Wednesday, April 1, 2015

Each year the month of April is set aside as National Poetry Month, a time to celebrate poets and their craft. This is a great time to introduce children of all ages to the power of poetry and show them how fun creative writing can be. Whether you’re a teacher or a parent/guardian, you’ll find several poetry books at your local library to help you and the child in your life celebrate poetry during the month of April. Here are a few of my favorite poetry books to get you started!

Janeczko, Paul B., and Christopher Raschka. A Kick in the Head: an Everyday Guide to Poetic Forms. Cambridge, Mass.: Candlewick Press, 2005.

A Kick in the Head is a fun collection of poems written in several different forms selected by Paul Janeczko. After reading this book, young readers will be surprised to learn that there are so many different forms of poetry in the world! Each poem in the book has a short description of what the form entails, providing readers with the chance to gain insight into the art form known as poetry. The illustrations in blue, red, yellow, and green are very inviting and also help bring the fun poems to life. Best suited for children grades 3-8.

Lobel, Arnold. (1983). The Book of Pigericks. New York: Harper & Row Publishers.

This charming book consists of many funny limericks ("pigericks") alongside amusing illustrations depicting the funny scenes in the poems. The book begins with a limerick of "an old pig with a pen, who wrote stories and verse now and then..." and ends with the same mustached pig who "...sat quietly with his comfortable cat... while he rested his brushes and pen."  Some of the poems and illustrations also include pigs with long necks, a pig with 16 coats on, and even a pig nightly slumbered with eggs on his head. Despite this book being 30 years old, Lobel's limericks are sure to amuse children and adults of all ages in 2014.

Sidman, Joyce, and Rick Allen. Dark Emperor & Other Poems of the Night. Boston, Mass.: Houghton Mifflin Books for Children, 2010.

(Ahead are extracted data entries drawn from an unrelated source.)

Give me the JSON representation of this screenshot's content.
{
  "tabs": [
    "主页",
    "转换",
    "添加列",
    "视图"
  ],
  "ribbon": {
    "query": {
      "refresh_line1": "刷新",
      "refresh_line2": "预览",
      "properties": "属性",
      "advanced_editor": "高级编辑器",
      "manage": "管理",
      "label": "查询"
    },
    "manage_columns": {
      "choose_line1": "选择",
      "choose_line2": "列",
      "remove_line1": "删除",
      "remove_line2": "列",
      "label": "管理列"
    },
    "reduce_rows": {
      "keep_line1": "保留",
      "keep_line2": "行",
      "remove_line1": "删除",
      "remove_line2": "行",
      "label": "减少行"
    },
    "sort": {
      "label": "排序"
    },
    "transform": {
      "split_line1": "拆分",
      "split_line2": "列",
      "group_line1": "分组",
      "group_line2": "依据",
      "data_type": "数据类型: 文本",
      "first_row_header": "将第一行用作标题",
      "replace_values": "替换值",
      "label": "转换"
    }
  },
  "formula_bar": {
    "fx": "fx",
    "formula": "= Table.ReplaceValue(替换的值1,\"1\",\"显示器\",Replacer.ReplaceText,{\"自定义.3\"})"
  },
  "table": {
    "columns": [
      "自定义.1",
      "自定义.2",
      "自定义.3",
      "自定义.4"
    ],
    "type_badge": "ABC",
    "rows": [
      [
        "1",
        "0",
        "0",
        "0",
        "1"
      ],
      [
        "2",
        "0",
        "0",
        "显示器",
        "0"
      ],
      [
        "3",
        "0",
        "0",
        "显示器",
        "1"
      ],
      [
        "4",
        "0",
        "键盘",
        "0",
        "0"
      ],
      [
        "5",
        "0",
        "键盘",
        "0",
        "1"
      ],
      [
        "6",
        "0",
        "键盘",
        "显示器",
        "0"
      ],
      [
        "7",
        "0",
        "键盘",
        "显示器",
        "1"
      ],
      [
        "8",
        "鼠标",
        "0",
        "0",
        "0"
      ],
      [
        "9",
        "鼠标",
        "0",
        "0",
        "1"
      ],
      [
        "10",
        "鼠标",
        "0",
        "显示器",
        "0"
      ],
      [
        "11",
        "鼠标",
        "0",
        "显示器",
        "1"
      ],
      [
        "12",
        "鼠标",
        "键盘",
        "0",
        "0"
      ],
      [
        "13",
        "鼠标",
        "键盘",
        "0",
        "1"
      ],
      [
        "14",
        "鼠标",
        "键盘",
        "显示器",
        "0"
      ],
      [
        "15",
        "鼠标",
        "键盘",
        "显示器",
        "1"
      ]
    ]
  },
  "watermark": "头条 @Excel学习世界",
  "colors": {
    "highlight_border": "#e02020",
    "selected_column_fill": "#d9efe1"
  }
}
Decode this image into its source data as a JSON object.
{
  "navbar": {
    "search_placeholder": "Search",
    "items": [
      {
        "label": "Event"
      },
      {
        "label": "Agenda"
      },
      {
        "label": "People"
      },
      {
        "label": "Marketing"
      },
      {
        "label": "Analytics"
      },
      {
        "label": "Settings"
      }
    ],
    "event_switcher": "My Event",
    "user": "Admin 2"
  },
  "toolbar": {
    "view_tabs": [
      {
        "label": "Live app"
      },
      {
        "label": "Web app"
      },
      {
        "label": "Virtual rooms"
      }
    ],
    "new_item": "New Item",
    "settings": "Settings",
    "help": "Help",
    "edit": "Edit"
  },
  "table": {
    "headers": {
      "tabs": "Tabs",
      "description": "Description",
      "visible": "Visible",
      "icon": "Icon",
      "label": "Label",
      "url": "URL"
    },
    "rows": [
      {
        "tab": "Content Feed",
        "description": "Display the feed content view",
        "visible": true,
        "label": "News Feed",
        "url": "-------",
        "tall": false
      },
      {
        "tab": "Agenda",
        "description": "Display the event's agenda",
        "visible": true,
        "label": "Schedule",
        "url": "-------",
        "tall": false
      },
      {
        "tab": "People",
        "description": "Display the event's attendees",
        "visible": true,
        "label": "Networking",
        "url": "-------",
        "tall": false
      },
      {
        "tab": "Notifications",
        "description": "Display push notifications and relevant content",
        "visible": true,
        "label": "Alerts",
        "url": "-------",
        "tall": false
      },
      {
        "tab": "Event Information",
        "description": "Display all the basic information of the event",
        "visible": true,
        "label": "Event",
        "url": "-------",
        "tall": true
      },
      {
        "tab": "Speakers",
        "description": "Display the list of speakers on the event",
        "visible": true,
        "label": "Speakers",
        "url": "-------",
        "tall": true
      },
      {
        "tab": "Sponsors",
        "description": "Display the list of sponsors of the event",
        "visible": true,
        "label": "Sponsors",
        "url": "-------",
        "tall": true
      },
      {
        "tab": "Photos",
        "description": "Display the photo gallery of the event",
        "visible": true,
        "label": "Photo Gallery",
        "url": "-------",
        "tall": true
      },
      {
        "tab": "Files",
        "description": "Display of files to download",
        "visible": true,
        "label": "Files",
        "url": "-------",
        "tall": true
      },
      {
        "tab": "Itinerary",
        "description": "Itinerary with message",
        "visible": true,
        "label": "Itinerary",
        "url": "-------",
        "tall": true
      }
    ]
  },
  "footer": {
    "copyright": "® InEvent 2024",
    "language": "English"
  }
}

This is a beautiful book of poetry by Joyce Sidman, Illustrated by Rick Allen, and is best suited for children grades 3-8. The eloquent poems contained in this book describe the magic of nocturnal animals while detailing the fascinating sights seen in nature at night. In addition to the poems, the book provides a wealth of factual information regarding the scene described in the poem, such as facts about the world of mushrooms. The illustrations, made by a process of relief printing, result in beautiful multicolored illustrations that exceptionally complement the theme of nocturnal animals. Overall the book is well written, designed, and organized while being very aesthetically pleasing.